Hey guys, Renee here!
I’m a dancer who’s been part of the team here at the RNP studio for the last year. I’ve known Rachel for several years; the first time we met was for my own audition photos! I am now part of the full-time team here and get to watch her and Andrew work their magic every day. It’s funny- one of the biggest takeaways from my first shoot with her was the idea of taking 3D movement and fitting it into 2D space, and now I get to see dancers really take it on every day in our shoots. What a full circle!
This concept, the translation from 3-dimensional movement to a 2-dimensional image is something that I never thought of before I shot with Rachel, but it makes complete sense! We are dancing in the studio and on stage in a rectangular or square space, most often front to back, side to side or on diagonals. But really, for photography and video, our screens show us those steps in 2 dimensions. That different perspective often can require adjustments so that our lines still look good on the flat plane! One of the ways we accomplish this is with what has become known as ‘The Twist’ in the studio!
The Twist comes up in almost every shoot: it’s a super important thing to remember when posing and dancing for the camera (this applies beautifully to filming dance videos, too!). It’s actually quite a basic concept: place your hips in one direction, and you rotate your upper body in the other direction. Simple, but difficult: we just don’t do this naturally! It feels weird, sometimes even wrong; it’s not usually something we would replicate in a rehearsal or audition, (particularly for classically trained dancers), but can often be the distinction between an amazing shot and an average one. Incorporating a strong twist in your pose and movement also creates and enhances the dynamics of an image!
This rotation helps to make sure the integrity of your technique is accurately represented in the 2D space of a computer screen or print.
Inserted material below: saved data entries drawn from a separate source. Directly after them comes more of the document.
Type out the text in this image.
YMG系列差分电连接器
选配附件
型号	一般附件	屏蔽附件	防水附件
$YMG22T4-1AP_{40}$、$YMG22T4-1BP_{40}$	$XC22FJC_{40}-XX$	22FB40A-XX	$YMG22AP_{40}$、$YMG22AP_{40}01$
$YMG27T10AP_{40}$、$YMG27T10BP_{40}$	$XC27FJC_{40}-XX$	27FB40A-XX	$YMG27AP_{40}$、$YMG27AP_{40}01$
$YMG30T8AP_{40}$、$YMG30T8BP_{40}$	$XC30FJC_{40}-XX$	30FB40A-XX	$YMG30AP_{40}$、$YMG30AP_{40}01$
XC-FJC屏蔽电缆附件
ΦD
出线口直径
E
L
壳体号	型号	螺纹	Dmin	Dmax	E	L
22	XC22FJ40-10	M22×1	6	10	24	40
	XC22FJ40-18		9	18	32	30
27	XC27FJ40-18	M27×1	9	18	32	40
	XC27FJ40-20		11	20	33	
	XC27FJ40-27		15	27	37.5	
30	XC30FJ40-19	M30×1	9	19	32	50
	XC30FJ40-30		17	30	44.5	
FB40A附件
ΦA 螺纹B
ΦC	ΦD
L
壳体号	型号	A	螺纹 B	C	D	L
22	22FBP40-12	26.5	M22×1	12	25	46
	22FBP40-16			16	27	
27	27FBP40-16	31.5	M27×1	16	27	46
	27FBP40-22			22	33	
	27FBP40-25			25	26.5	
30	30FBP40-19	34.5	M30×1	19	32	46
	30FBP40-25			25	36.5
It’s such a bummer when everything is prepared correctly for the shot – legs are turned out, arms are set – you snap the shot, and all of a sudden, the final product just doesn’t look the way you expect! In these moments, often all you need to do is add a twist! Lateral movement on a flat plane almost always shoots better than something coming at the camera from a diagonal or straight line. If you have something on the diagonal, pulling the movement towards the flat line can do the trick! We give our dancers the visual cue of dancing between two panes of glass, a super narrow hallway, or even being the piece of bread in the toaster!
Where do you start?
This is also where you might have heard Rachel say, “It begins and ends with the supporting leg!” When we set up the supporting leg, then the hip line, and lastly, the shoulder line (in opposition to the hip line for a twist), we get a photo that might not feel great, but looks amazing! It’s almost a guaranteed recipe for success. Crossed body lines ( a fourth position, developpé or battement deviant for example) are great examples of where the twist can be applied. The same goes with an extended leg, attitude devant and a parallel passé. Another particularly useful time to add a twist?? When shooting male dancers!! A twist can make a dancer’s upper body appear more masculine and abdominals more toned.